Cherise sighed over planning her two-year-old daughter’s birthday party, and told Gazelle, “Be happy you don’t have kids yet. You’ve got to book the preschool before they’re born, and I had to reserve the birthday cake last year!”

She showed us a picture of the cake, and it was fancier than the wedding cake Cye had made. Feeding the towering monstrosity to a herd of toddlers would have resulted in a sugar-induced stampede large enough to mow down half a city.

Cherise heaved a sigh, and gestured with one hand, her nails a demure shade of beige-rose. “Jason seems to think my allowance should also cover birthday parties.”

“No,” Hunter said in genuine dismay.

I tried to keep my jaw from hitting my chest. If someone mentioned religion, I’d win the Things You Don’t Talk About In Polite Company trifecta.

“See what you have to look forward to?” Hunter asked me. “Take it from me, your allowance seems like a lot at first, but it’s not.

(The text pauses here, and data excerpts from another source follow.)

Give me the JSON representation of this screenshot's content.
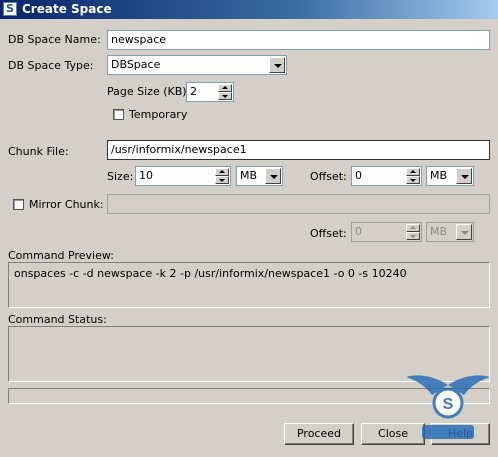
{
  "window": {
    "title": "Create Space"
  },
  "form": {
    "name_label": "DB Space Name:",
    "name_value": "newspace",
    "type_label": "DB Space Type:",
    "type_value": "DBSpace",
    "page_size_label": "Page Size (KB):",
    "page_size_value": "2",
    "temporary_label": "Temporary",
    "chunk_label": "Chunk File:",
    "chunk_value": "/usr/informix/newspace1",
    "size_label": "Size:",
    "size_value": "10",
    "size_unit": "MB",
    "offset_label": "Offset:",
    "offset_value": "0",
    "offset_unit": "MB",
    "mirror_label": "Mirror Chunk:",
    "mirror_value": "",
    "mirror_offset_label": "Offset:",
    "mirror_offset_value": "0",
    "mirror_offset_unit": "MB"
  },
  "preview": {
    "label": "Command Preview:",
    "text": "onspaces -c -d newspace -k 2 -p /usr/informix/newspace1 -o 0 -s 10240"
  },
  "status": {
    "label": "Command Status:",
    "text": ""
  },
  "buttons": {
    "proceed": "Proceed",
    "close": "Close",
    "help": "Help"
  },
  "watermark": {
    "label": "S"
  }
}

Start working those raises regularly from the start.”

What on earth was Hunter talking about? They were all on allowances? That made Sterling’s comment about allowances and spouses true? I thought he’d been sort of miserably joking…

“Hunter, Hunter,” Cherise mock-scolded her friend, one eye on me as she spoke with syrupy venom, “Winter is a Mortcombe. The Mortcombe men don’t put their women on allowances. And they don’t do prenups. She’s just been listening while we chatter, knowing it doesn’t matter to her.”

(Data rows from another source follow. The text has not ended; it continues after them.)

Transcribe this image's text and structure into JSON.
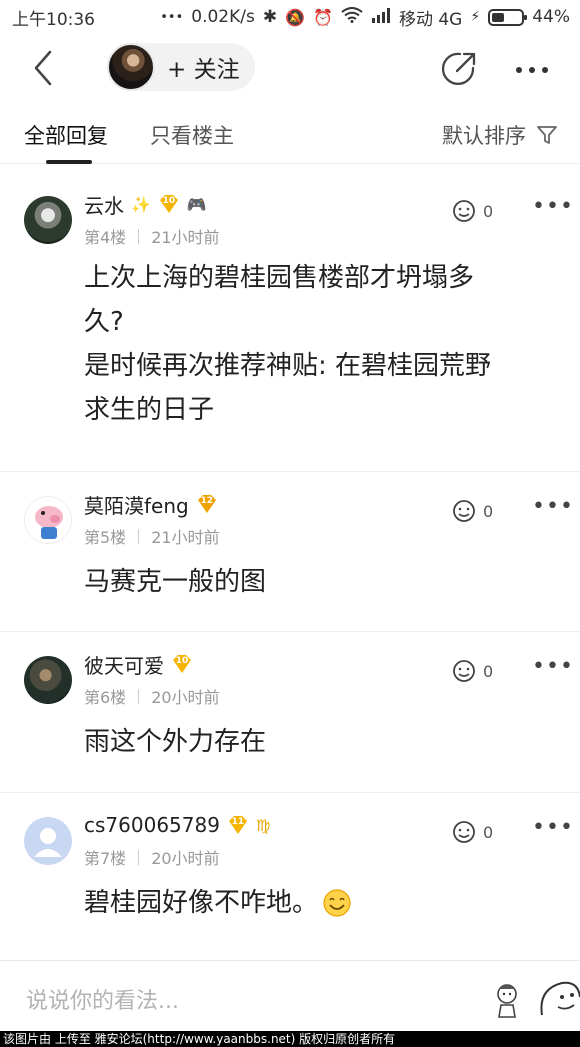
{
  "status_bar": {
    "time": "上午10:36",
    "dots": "•••",
    "speed": "0.02K/s",
    "network": "移动 4G",
    "battery": "44%",
    "battery_level": 0.44
  },
  "header": {
    "follow_label": "+ 关注"
  },
  "tabs": {
    "all": "全部回复",
    "op_only": "只看楼主",
    "sort": "默认排序"
  },
  "comments": [
    {
      "name": "云水",
      "level": "10",
      "floor": "第4楼",
      "time": "21小时前",
      "likes": "0",
      "text_lines": [
        "上次上海的碧桂园售楼部才坍塌多",
        "久?",
        "是时候再次推荐神贴: 在碧桂园荒野",
        "求生的日子"
      ]
    },
    {
      "name": "莫陌漠feng",
      "level": "12",
      "floor": "第5楼",
      "time": "21小时前",
      "likes": "0",
      "text_lines": [
        "马赛克一般的图"
      ]
    },
    {
      "name": "彼天可爱",
      "level": "10",
      "floor": "第6楼",
      "time": "20小时前",
      "likes": "0",
      "text_lines": [
        "雨这个外力存在"
      ]
    },
    {
      "name": "cs760065789",
      "level": "11",
      "zodiac": "♍",
      "floor": "第7楼",
      "time": "20小时前",
      "likes": "0",
      "text_lines": [
        "碧桂园好像不咋地。"
      ]
    }
  ],
  "input": {
    "placeholder": "说说你的看法..."
  },
  "watermark": "该图片由  上传至 雅安论坛(http://www.yaanbbs.net) 版权归原创者所有",
  "colors": {
    "badge_gold": "#f5b400",
    "badge_orange": "#f0a200",
    "zodiac": "#e6a800"
  }
}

This wasn’t happening. My father had all but sold me, my brother was out to destroy me, my species was dying, and my pack counted how many times I had sex because they didn’t quite believe something sordid (of the wrong sort of variety) wasn’t happening behind closed doors, and I was stuck here, sipping drinks with a couple of overprivledged fluffheads who thought hardship was finding a socially advantageous preschool and coordinating a four-figure birthday cake for a toddler who’d put their face into it.

My temper snapped. “Oh, I don’t know. I find this very educational. I hadn’t a clue that professional wives existed, or that being a decent parent had to be incentivized with a bonus structure.”

Cherise’s lips moved in a sort of silent, indignant sputter.

Art galas fawning over bad fingerpainting was one thing. Husbands treating their wives like children incapable of participating in the business of the household another. Turning your toddler’s birthday party to a must-attend social event was rancid. A bonus for producing a male child with no deformities was medieval. Performance-based bonuses to incentivize child-rearing? Repugnant.

Sterling could just snarl and bark and sleep on the damn floor.

Gazelle’s laughter broke the silence. She waved her beringed hands at the waiter, beautiful face alight with mirth, and she told me, “Ronald was right, Winter!”

“About what?” I tapped my fingernails on my glass. I’d set fire to the deal, might as well kick it into a ditch and flip both middle fingers at it.